Besucherströme für 2017 erwartet
Für 2017, wenn der 500. Jahrestag des Reformationsbeginns gefeiert wird, rechnet er mit "hunderttausenden Besuchern, wenn nicht sogar eine Million". 350.000 Euro hat die EKD für die Sanierung der Kirche gespendet, die etwa in die Renovierung von Kirchenfenstern geflossen sind.
Weltbekannt ist die Schlosskirche, weil Reformator Martin Luther (1483-1546) der Überlieferung nach dort 1517 seine 95 Thesen gegen den Ablasshandel anschlug. Dies gilt als Auslöser der Reformation.
UNESCO-Weltkulturerbe
Seit 1997 ist sie Teil des UNESCO-Weltkulturerbes. Luther ist ebenso wie der Humanist Philipp Melanchthon (1497-1560) in der Schlosskirche bestattet. Rund 200.000 Touristen besuchen das Gotteshaus jetzt schon jedes Jahr - auch wenn kein Reformationsjubiläum gefeiert wird.
Neben dem Altar wurden bei der Sanierung unter anderem die Gewölbemalereien aus dem 19. Jahrhundert restauriert. Das Mauerwerk wurde entsalzt und der Turm vollständig erneuert. Desweiteren wurde eine Vorhangmalerei, die beim Luthergrab entdeckt worden war, im gesamten Wandbereich der Kirche wiederhergestellt.

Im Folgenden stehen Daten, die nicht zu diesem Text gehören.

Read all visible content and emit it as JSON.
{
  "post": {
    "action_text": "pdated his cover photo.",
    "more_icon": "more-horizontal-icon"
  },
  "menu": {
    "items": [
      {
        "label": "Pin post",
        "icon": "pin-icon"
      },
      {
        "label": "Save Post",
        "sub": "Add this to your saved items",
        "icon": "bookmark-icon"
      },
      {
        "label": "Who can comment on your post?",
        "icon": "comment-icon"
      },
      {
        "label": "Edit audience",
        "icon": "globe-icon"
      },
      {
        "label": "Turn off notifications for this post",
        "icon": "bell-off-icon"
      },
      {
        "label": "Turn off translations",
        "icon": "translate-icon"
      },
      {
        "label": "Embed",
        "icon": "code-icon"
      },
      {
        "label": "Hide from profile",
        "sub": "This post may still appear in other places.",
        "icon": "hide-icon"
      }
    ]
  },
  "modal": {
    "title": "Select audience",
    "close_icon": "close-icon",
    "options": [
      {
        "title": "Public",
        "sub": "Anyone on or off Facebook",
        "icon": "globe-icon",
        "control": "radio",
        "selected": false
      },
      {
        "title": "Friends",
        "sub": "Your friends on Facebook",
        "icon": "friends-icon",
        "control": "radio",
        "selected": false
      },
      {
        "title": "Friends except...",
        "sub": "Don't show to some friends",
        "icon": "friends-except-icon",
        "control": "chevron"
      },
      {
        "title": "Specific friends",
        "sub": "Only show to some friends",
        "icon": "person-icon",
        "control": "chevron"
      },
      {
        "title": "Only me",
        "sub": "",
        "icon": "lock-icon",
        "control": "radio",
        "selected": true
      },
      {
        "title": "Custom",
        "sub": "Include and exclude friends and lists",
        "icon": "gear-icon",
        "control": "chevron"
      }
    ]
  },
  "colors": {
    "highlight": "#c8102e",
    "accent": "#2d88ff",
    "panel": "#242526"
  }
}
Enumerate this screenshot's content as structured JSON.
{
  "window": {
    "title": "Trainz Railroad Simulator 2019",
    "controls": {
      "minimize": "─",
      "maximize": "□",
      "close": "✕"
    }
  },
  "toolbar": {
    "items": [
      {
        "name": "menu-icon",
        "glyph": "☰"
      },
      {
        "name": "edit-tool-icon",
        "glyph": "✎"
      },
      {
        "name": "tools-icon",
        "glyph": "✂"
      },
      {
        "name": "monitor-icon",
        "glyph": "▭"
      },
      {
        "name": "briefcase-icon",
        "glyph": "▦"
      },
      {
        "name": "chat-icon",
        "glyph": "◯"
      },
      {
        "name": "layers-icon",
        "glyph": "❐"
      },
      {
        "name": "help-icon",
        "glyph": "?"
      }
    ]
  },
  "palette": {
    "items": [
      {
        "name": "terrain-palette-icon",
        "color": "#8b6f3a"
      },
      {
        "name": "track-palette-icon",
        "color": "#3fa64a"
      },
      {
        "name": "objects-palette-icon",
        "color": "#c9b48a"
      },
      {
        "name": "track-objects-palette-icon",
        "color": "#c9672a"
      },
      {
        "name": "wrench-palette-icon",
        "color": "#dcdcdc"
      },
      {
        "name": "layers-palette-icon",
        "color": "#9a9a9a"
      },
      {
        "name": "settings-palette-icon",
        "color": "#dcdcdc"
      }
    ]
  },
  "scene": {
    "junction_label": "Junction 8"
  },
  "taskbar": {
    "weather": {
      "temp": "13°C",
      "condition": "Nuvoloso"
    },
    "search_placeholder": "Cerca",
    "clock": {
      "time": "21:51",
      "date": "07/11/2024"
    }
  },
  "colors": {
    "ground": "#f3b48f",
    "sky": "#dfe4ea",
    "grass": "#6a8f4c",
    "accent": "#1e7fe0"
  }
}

Am 2. Oktober wird die Schlosskirche im Beisein von Bundespräsident Joachim Gauck und Königin Margarethe II. von Dänemark anlässlich der Feierlichkeiten zum Reformationsgedenken 2017 im Rahmen eines Gottesdienstes wieder eingeweiht. Dabei will die auch als Hobbykünstlerin bekannte Monarchin ein von ihr zum Jubiläum selbst gesticktes Altartuch übergeben.